ESA’s Belgian national technology transfer partner Creaction successfully managed a Canadian-Belgian transfer of space technology to create the satellite-based, on-demand bus services project SatelBus. SatelBus sets up a more efficient service for remote rural areas that are out of reach of terrestrial communication networks, and allows for that rapid changes in bus itineraries based on last-minute input.
Bus on demand
Using ESA’s Artemis satellite, the SatelBus project pioneered a ‘bus on demand’ service. Bus passengers place requests with a call centre that adds them to the bus route almost immediately.
Software processes all changes every five minutes and sends a new bus route directly to the driver, while he is on the road.
The SatelBus demonstration phase was partly funded by ESA. It united a satellite space segment, operated by Belgium Vitrociset EPB, and satellite communication terminals, provided by Canadian EMS Satcom to be installed on board the buses, as well as hub equipment installed at ESA’s ground station in Redu, Belgium. The system uses a dedicated bandwidth on ESA’s Artemis satellite supporting two–way communication.

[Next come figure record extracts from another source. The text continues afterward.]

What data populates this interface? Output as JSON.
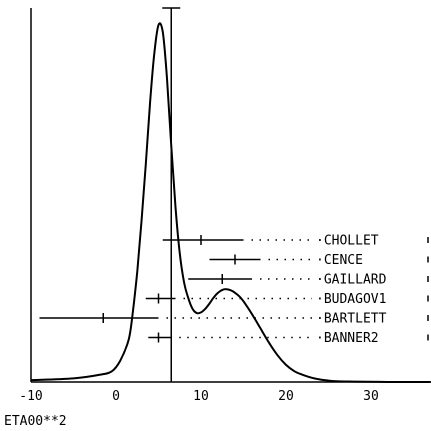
{
  "chart_data": {
    "type": "line",
    "xlabel": "ETA00**2",
    "ylabel": "",
    "xlim": [
      -10,
      37
    ],
    "ylim": [
      0,
      1.05
    ],
    "x_ticks": [
      "-10",
      "0",
      "10",
      "20",
      "30"
    ],
    "x_tick_values": [
      -10,
      0,
      10,
      20,
      30
    ],
    "vertical_line_x": 6.5,
    "curve": {
      "x": [
        -10,
        -5,
        -2,
        -0.5,
        0.5,
        1.5,
        2,
        2.5,
        3,
        3.5,
        4,
        4.5,
        5,
        5.5,
        6,
        6.5,
        7,
        7.5,
        8,
        8.5,
        9,
        9.5,
        10,
        10.5,
        11,
        11.5,
        12,
        12.5,
        13,
        13.5,
        14,
        14.5,
        15,
        16,
        17,
        18,
        19,
        20,
        21,
        22,
        23,
        24,
        25,
        26,
        28,
        32,
        37
      ],
      "y": [
        0.005,
        0.01,
        0.02,
        0.03,
        0.06,
        0.12,
        0.2,
        0.31,
        0.45,
        0.61,
        0.78,
        0.92,
        1.0,
        0.98,
        0.85,
        0.66,
        0.49,
        0.36,
        0.28,
        0.235,
        0.205,
        0.193,
        0.195,
        0.205,
        0.22,
        0.237,
        0.25,
        0.258,
        0.26,
        0.257,
        0.25,
        0.24,
        0.226,
        0.19,
        0.15,
        0.11,
        0.075,
        0.048,
        0.03,
        0.02,
        0.012,
        0.007,
        0.004,
        0.002,
        0.001,
        0.0,
        0.0
      ]
    },
    "intervals": [
      {
        "label": "·CHOLLET",
        "low": 5.5,
        "mid": 10,
        "high": 15
      },
      {
        "label": "·CENCE",
        "low": 11,
        "mid": 14,
        "high": 17
      },
      {
        "label": "·GAILLARD",
        "low": 8.5,
        "mid": 12.5,
        "high": 16
      },
      {
        "label": "·BUDAGOV1",
        "low": 3.5,
        "mid": 5,
        "high": 7
      },
      {
        "label": "·BARTLETT",
        "low": -9,
        "mid": -1.5,
        "high": 5
      },
      {
        "label": "·BANNER2",
        "low": 3.8,
        "mid": 5,
        "high": 6.5
      }
    ],
    "grid": false,
    "legend": "none"
  }
}
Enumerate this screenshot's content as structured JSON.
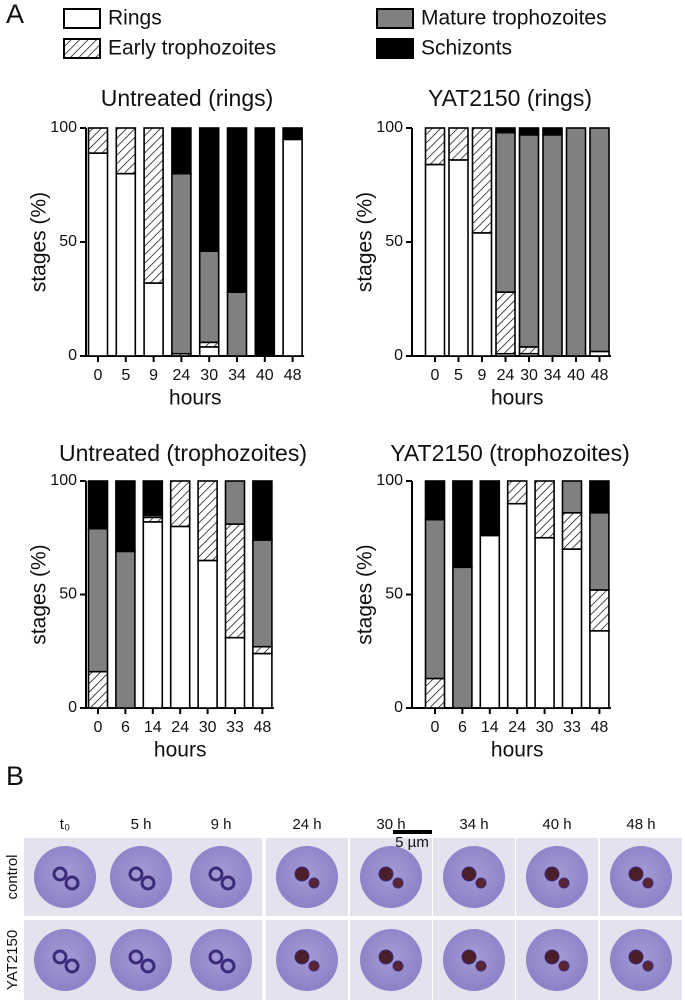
{
  "panel_label": "A",
  "chart_data": [
    {
      "type": "stacked-bar",
      "title": "Untreated (rings)",
      "x_label": "hours",
      "y_label": "stages (%)",
      "categories": [
        "0",
        "5",
        "9",
        "24",
        "30",
        "34",
        "40",
        "48"
      ],
      "ylim": [
        0,
        100
      ],
      "yticks": [
        0,
        50,
        100
      ],
      "series": [
        {
          "name": "Rings",
          "color": "#ffffff",
          "values": [
            89,
            80,
            32,
            0,
            4,
            0,
            0,
            95
          ]
        },
        {
          "name": "Early trophozoites",
          "color": "#ffffff",
          "hatch": true,
          "values": [
            11,
            20,
            68,
            1,
            2,
            0,
            0,
            0
          ]
        },
        {
          "name": "Mature trophozoites",
          "color": "#808080",
          "values": [
            0,
            0,
            0,
            79,
            40,
            28,
            0,
            0
          ]
        },
        {
          "name": "Schizonts",
          "color": "#000000",
          "values": [
            0,
            0,
            0,
            20,
            54,
            72,
            100,
            5
          ]
        }
      ]
    },
    {
      "type": "stacked-bar",
      "title": "YAT2150 (rings)",
      "x_label": "hours",
      "y_label": "stages (%)",
      "categories": [
        "0",
        "5",
        "9",
        "24",
        "30",
        "34",
        "40",
        "48"
      ],
      "ylim": [
        0,
        100
      ],
      "yticks": [
        0,
        50,
        100
      ],
      "series": [
        {
          "name": "Rings",
          "color": "#ffffff",
          "values": [
            84,
            86,
            54,
            1,
            1,
            0,
            0,
            2
          ]
        },
        {
          "name": "Early trophozoites",
          "color": "#ffffff",
          "hatch": true,
          "values": [
            16,
            14,
            46,
            27,
            3,
            0,
            0,
            0
          ]
        },
        {
          "name": "Mature trophozoites",
          "color": "#808080",
          "values": [
            0,
            0,
            0,
            70,
            93,
            97,
            100,
            98
          ]
        },
        {
          "name": "Schizonts",
          "color": "#000000",
          "values": [
            0,
            0,
            0,
            2,
            3,
            3,
            0,
            0
          ]
        }
      ]
    },
    {
      "type": "stacked-bar",
      "title": "Untreated (trophozoites)",
      "x_label": "hours",
      "y_label": "stages (%)",
      "categories": [
        "0",
        "6",
        "14",
        "24",
        "30",
        "33",
        "48"
      ],
      "ylim": [
        0,
        100
      ],
      "yticks": [
        0,
        50,
        100
      ],
      "series": [
        {
          "name": "Rings",
          "color": "#ffffff",
          "values": [
            0,
            0,
            82,
            80,
            65,
            31,
            24
          ]
        },
        {
          "name": "Early trophozoites",
          "color": "#ffffff",
          "hatch": true,
          "values": [
            16,
            0,
            2,
            20,
            35,
            50,
            3
          ]
        },
        {
          "name": "Mature trophozoites",
          "color": "#808080",
          "values": [
            63,
            69,
            1,
            0,
            0,
            19,
            47
          ]
        },
        {
          "name": "Schizonts",
          "color": "#000000",
          "values": [
            21,
            31,
            15,
            0,
            0,
            0,
            26
          ]
        }
      ]
    },
    {
      "type": "stacked-bar",
      "title": "YAT2150 (trophozoites)",
      "x_label": "hours",
      "y_label": "stages (%)",
      "categories": [
        "0",
        "6",
        "14",
        "24",
        "30",
        "33",
        "48"
      ],
      "ylim": [
        0,
        100
      ],
      "yticks": [
        0,
        50,
        100
      ],
      "series": [
        {
          "name": "Rings",
          "color": "#ffffff",
          "values": [
            0,
            0,
            76,
            90,
            75,
            70,
            34
          ]
        },
        {
          "name": "Early trophozoites",
          "color": "#ffffff",
          "hatch": true,
          "values": [
            13,
            0,
            0,
            10,
            25,
            16,
            18
          ]
        },
        {
          "name": "Mature trophozoites",
          "color": "#808080",
          "values": [
            70,
            62,
            0,
            0,
            0,
            14,
            34
          ]
        },
        {
          "name": "Schizonts",
          "color": "#000000",
          "values": [
            17,
            38,
            24,
            0,
            0,
            0,
            14
          ]
        }
      ]
    }
  ],
  "micrographs": {
    "panel_label": "B",
    "times": [
      "t₀",
      "5 h",
      "9 h",
      "24 h",
      "30 h",
      "34 h",
      "40 h",
      "48 h"
    ],
    "rows": [
      "control",
      "YAT2150"
    ],
    "scale_bar": "5 µm"
  }
}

The passenger sends an SMS message to a dispatching centre saying when he/she would need a bus connection. The message is transmitted via the ESA ground station in Belgium to Artemis, and from there to the message processing centre in Ottawa, Canada, where the request is handled and included into a new bus route. This updated itinerary is then sent via Artemis directly to the bus driver’s terminal in a matter of minutes, so he can reroute and pick up his new customer.
“This new satellite tracking system has the potential to ensure that rural areas in Europe are not cut out of public transportation for cost reasons,” says Bruno Naulais, Incubation Manager at the ESA Technology Transfer Programme.
Successful tests promise huge commercial potential for this technology transfer
The system was successfully tested in trials in Belgium and France in 2006, when two busses equipped with the system serviced rural areas for a period of six months.
The technology developed by the partners under ESA contract has several advantages compared to existing technologies: the system works without local roaming requiring point-to-network ground communication not always available in rural areas, and has a high safety standard, as it works on an exclusive exchange line on Artemis.
Since the system provides vehicles with a mapping function and two-way messaging service between the bus and a call centre, passengers can call the bus from any location at any time.
This bus on demand service is not only interesting for rural areas in Europe, but could also tap into transportation needs in scarcely populated areas all over the world. System demonstrations have already been held in Algeria, Benin, Iraq and Senegal.
The ESA Technology Transfer Programme Office and Creaction are currently supporting options and opportunities to successfully commercialise this promising system. “This project has the merits to become a future applicant to our ESA Business Incubation scheme”, says Bruno Naulais.
The success of this technology even reaches out over the borders of on-demand public transportation, and future projects are in preparation.
ESA’s Technology Transfer Programme Office (TTPO)
The main mission of the TTPO is to facilitate the use of space technology and space systems for non-space applications and to demonstrate the benefit of the European space programme to European citizens. The TTPO is responsible for defining the overall approach and strategy for the transfer of space technologies including the incubation of start-up companies and their funding.